South Korean crypto exchange Bithumb has filed for a provisional attachment to freeze assets tied to users who have yet to return 7 BTC that remain missing after a February payout error, a move aimed at supporting a civil lawsuit to recover the funds. The court-backed measure was reported by Chosun Biz on Thursday and marks the latest chapter in a highly visible post-mortem of the incident.
On February 6, the exchange intended to distribute a total of 620,000 won ($420) to 249 event winners. Instead, a system input error sent out 620,000 BTC, briefly valuing the mistaken transfers at roughly 62 trillion won ($42 billion). Bithumb reversed the transactions within minutes, but a portion of the funds had already moved, prompting the recovery effort that continues to this day.
Following the incident, Bithumb announced it had recovered 99.7% of the funds on the same day. The remaining 0.3%, or 1,788 BTC, had already been sold, with the company covering that shortfall from its reserves. As of the latest reporting, the exchange has been contacting affected users individually and recouping most of the proceeds from those sales, though a small number of recipients have refused to return the balance, arguing they are not responsible for the erroneous transfers, according to Chosun Biz’s account.

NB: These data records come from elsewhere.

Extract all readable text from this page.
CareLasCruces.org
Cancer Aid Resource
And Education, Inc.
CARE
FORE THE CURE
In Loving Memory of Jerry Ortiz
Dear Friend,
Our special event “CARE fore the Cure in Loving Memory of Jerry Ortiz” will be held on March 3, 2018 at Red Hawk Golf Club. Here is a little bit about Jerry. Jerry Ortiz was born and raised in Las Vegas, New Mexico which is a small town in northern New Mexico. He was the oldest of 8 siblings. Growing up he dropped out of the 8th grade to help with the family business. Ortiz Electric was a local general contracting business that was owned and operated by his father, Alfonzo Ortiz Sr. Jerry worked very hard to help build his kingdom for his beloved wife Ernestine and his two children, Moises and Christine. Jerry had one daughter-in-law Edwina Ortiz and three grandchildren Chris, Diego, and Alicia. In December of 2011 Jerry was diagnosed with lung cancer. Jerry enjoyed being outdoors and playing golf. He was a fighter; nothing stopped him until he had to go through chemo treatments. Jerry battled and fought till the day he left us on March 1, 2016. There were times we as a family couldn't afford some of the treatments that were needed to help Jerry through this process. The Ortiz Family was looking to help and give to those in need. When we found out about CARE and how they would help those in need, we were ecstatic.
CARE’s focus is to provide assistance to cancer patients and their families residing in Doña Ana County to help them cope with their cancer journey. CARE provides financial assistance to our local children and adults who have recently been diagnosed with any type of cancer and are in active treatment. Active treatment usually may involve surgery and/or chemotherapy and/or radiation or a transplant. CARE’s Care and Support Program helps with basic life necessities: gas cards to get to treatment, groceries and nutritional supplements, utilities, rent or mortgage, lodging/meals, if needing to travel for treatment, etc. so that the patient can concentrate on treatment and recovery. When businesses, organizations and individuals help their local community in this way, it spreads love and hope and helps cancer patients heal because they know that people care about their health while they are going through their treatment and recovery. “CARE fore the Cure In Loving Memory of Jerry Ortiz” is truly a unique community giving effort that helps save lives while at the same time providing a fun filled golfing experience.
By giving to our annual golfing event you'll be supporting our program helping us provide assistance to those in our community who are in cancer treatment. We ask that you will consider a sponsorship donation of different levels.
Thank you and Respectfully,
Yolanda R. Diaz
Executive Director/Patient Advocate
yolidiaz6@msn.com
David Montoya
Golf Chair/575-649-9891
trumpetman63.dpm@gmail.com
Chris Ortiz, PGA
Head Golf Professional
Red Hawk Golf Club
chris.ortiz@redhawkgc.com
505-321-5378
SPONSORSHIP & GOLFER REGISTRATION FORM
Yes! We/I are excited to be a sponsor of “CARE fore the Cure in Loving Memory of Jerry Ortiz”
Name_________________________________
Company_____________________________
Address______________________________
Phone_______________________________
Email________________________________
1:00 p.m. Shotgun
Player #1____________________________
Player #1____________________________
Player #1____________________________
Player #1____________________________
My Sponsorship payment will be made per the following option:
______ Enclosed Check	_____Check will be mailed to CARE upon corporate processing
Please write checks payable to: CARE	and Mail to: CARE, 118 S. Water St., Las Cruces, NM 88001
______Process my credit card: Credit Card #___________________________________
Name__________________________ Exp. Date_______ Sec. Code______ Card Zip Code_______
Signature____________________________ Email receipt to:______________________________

Cointelegraph reached out to Bithumb for comment but did not receive an immediate response at the time of publication.
The filing for provisional attachment underscores Bithumb’s intent to press claims ahead of a civil case. By freezing assets tied to non-compliant recipients, the exchange aims to secure a path to full recovery while the broader dispute unfolds in court. The approach reflects a cautious, rule-driven stance common in asset recovery efforts involving mistaken transfers, where the balance between user rights and corporate accountability is tested in real time.
The February payout debacle prompted broader scrutiny beyond the immediate recovery efforts. In response, South Korea’s Financial Services Commission ordered exchanges to reconcile their internal ledgers with actual holdings at five-minute intervals to accelerate detection of discrepancies and prevent delays in addressing errors. Earlier assessments had found that three of the five major domestic exchanges performed reconciliations on a daily cadence, creating a potential lag between misentries and corrective action.
The rapid regulatory nudge comes as the industry continues to digitize, complicate, and democratize access to crypto markets in a densely regulated environment. While the Bithumb incident centered on a single promotional payout, the reforms are framed as systemic safeguards to minimize spillover risk across exchanges and users alike.
Market participants and retail users will want to monitor the court’s handling of the provisional attachment and any subsequent rulings on the remaining unreturned funds. The case could shape how exchanges structure payout processes, how aggressively they pursue mistaken transfers, and how the legal framework delineates responsibility when automated systems misfire. In the near term, observers should also track how the five-minute reconciliation rule influences incident responses and the speed at which authorities and firms close gaps in asset verification and recovery.